Se l’«iconoclasma» («lotta contro le immagini sacre») della Riforma è in effetti meglio conosciuto del suo «cromoclasma », la «guerra al colore» – o perlomeno a certi colori – ha tuttavia sempre costituito una dimensione importante della nuova morale cristiana istituita da Lutero, Calvino e dai loro epigoni. Nato all’inizio del XVI secolo, nel momento in cui trionfano il libro stampato e l’immagine incisa – cioè una cultura e un immaginario in bianco e nero –, il protestantesimo si mostra erede della morale del colore del XV secolo e, nello stesso tempo, un perfetto figlio del suo tempo: in numerosi e importanti settori della vita religiosa e sociale (il culto, l’abbigliamento, l’arte, gli «affari»), esso raccomanda e mette in pratica dei «sistemi del colore» interamente costruiti intorno a un asse nero-grigio-bianco. Si dà ormai l’ostracismo agli altri colori (solo il blu è talvolta risparmiato), specialmente ai colori caldi, il rosso e il giallo. Su questo punto Calvino e Zwingli si mostrano i più drastici. Ma Melantone, autore nel 1527 di un De vestitu, che riprende varie idee care a Lutero, si fa già, prima di loro, campione di un’etica del nero e dello scuro, etica che resterà quella dei Paesi protestanti fino all’epoca contemporanea.

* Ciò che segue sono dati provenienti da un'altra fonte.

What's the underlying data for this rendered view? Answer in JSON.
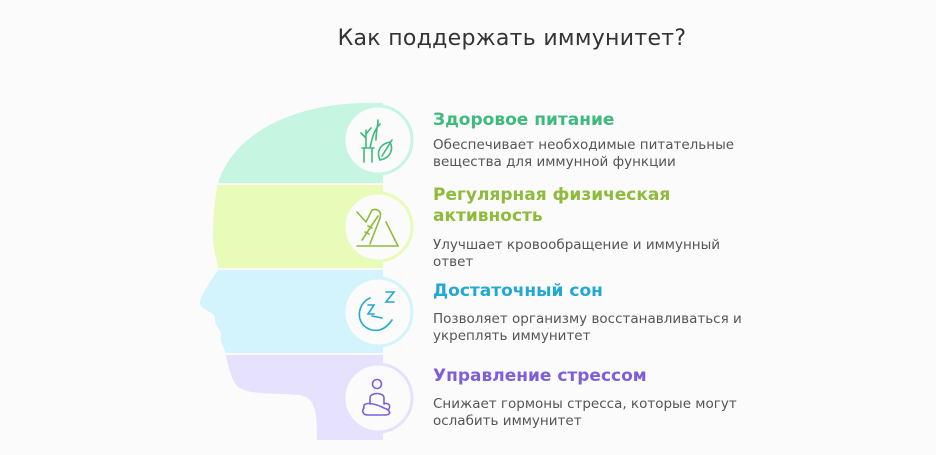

Le ripercussioni di questa nuova morale del colore nell’abbigliamento si iscrivono infatti nella lunga durata.

A partire dal XII secolo, e ancora più nel XIX, i valori protestanti diventano quelli del capitalismo nascente, poi della società industriale, in una parola di ciò che nella cultura occidentale viene chiamato i «valori borghesi». Essi condizionano ancora una buona parte delle nostre pratiche concernenti l’abbigliamento, ed è molto probabile che i nostri vestiti scuri, le nostre camicie bianche, i nostri blazer, i nostri smoking e i nostri abiti da sera siano gli eredi più o meno diretti della morale protestante del colore.

Lo scuro è rimasto un valore, un polo cromatico dell’abito maschile. E per liberarsi dalla tirannia del nero, la società contemporanea si è trovata un succedaneo, un colore di rimpiazzo: il blu marino.

Nel corso del XX secolo esso ha invaso quasi tutti i campi in cui prima trionfava il nero: le uniformi e gli abiti istituzionali, sportivi o festivi. Credo sia perfino possibile vedere nei jeans, capo di vestiario emblematico delle nostre società capitaliste, un tipo di pantaloni il cui colore è il prodotto della morale protestante anglosassone. Questi jeans possono essere del blu più chiaro e più slavato, essi restano tuttavia, concettualmente, un vestito scuro, un vestito moralizzato, un erede della culotte (calzoni corti) nera dell’Ancien régime.